Thursday, May 29, 2014

Ordinary Grace





William Kent Krueger
Ordinary Grace

Atria, 2013

New Bremen, Minnesota, 1961. The narrator of the story recalls the events of that summer that forever changed him and his family. Frank Drum was then a 13-year-old teenager, a future hooligan. Frank’s parents are a minister of the Methodist Church Nathan, a veteran of World War II, and his wife, Ruth, not supporting her husband in his faith - she was once married to a lawyer, and after the war he decided to become a priest. Frank has a younger brother, Jake, who suffers from stuttering in public, and an older sister, Ariel, who graduated from high school and is now going to go to college.

Frank recalls that that summer was full of death. It all started with the death of the boy Bobby Cole, slightly retarded, who loved to play on the train tracks. There he died when he was hit by a passing train. The police ruled that it was an accident, the boy most likely went in a state and did not hear the train coming.

The second death in the town is not so shocking to people. While playing in the woods, Frank and his brother notice two men, one of them is as if asleep. Awake stranger beckons to the boys and says that other man is not asleep, he is dead.

The town has a few strange outsiders, which society does not accept. This is brother and sister Lise and Emil Brandt. Emil is a blind music teacher, a war veteran with a burnt face. He writes his memoirs with the help of Ariel Drum and also teaches her piano lessons. Lise Brandt suffers from mental health problems, she is unsociable, doesn’t allow to touch her. Nathan Drum often plays chess with Emil, and Jake in the garden helps Lise, he's the only person she trusts and allows him to touch her.

William Kent Krueger has taken a break from his regular series writing this stand-alone. Ordinary Grace virtually is a murder mystery, but in fact it’s a deep novel about growing up and life in a small town.

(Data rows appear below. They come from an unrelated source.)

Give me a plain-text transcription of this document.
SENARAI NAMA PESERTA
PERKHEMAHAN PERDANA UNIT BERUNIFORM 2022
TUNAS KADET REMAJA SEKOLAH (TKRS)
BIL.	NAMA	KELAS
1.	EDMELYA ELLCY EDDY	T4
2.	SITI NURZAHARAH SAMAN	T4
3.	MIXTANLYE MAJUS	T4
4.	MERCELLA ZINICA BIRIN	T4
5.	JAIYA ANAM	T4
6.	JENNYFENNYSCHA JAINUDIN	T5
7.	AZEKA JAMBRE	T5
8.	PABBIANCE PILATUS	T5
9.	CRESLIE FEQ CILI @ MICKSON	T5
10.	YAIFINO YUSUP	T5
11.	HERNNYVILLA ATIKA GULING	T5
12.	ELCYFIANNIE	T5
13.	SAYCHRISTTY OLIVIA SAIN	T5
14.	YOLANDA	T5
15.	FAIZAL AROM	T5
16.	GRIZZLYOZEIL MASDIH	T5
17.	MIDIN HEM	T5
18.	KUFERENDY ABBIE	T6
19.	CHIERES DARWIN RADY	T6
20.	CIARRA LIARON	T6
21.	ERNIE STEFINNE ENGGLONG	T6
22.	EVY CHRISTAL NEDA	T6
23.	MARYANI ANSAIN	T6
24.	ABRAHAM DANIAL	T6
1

Death at the beginning of the novel is not woven in central intrigue, but plays on the atmosphere. In a small New Bremen the most serious crime is a drunken brawl in a bar (which we see as the beginning of the novel when Nathan Drum goes to jail to take his friend Gus). And when something more serious than a drunken brawl happens the clouds over the city start gathering. Nathan Drum only manages to read the service for the dead, and his speeches really grab the soul, making you think about life and death, not just a formulaic prayer.

The narrator Frank also has death on his mind. In his narrative there is a lot of wisdom and thoughtful observations about the state of things. Frank’s father profession appeals to the topic of religion, and disbelief of Frank himself becomes a counterweight to this religiosity. Religion is woven into the novel matter, but does not become the cornerstone of the book. This is just one of the topics, but not the main one.

An important topic becomes a social structure of a small town, its population’s suspicion towards those who stick out of crowd. Lise and Emil Brandts obvious are outcasts due to their physical and mental deformities. Except tolerant Drums, they have no one who had for them help and sympathy. People of Indian origin are also considered strangers in town, which was formed by the descendants of German colonists. Only because of their race Indian Redstone automatically falls under suspicion.

Krueger reproduces the sixties in detail, but these details are more convincing than some of the characters. So, rowdy component of Frank is doubtful. He spies on a neighbor who is walking around in the underwear, sometimes swears, makes his brother beat someone else's car with a bat, but it is rather an exception to the rule. Frank is still honest and fair boy, sympathetic and vulnerable.
Beautiful prose and the atmosphere of tragedy would not have saved the book, if it failed like a mystery. Krueger successfully solves the puzzle, playing by the rules: all the evidence is in plain sight, you only need to think hard. Krueger does not overcomplicate the mystery plot, but it’s not too simple either.

The novel deservedly won the Edgar for Best Novel (although the award seriously tainted its reputation in recent years, nominating such works that were not supposed to see the light of day at all). There is nothing ordinary about Ordinary Grace. Brilliant.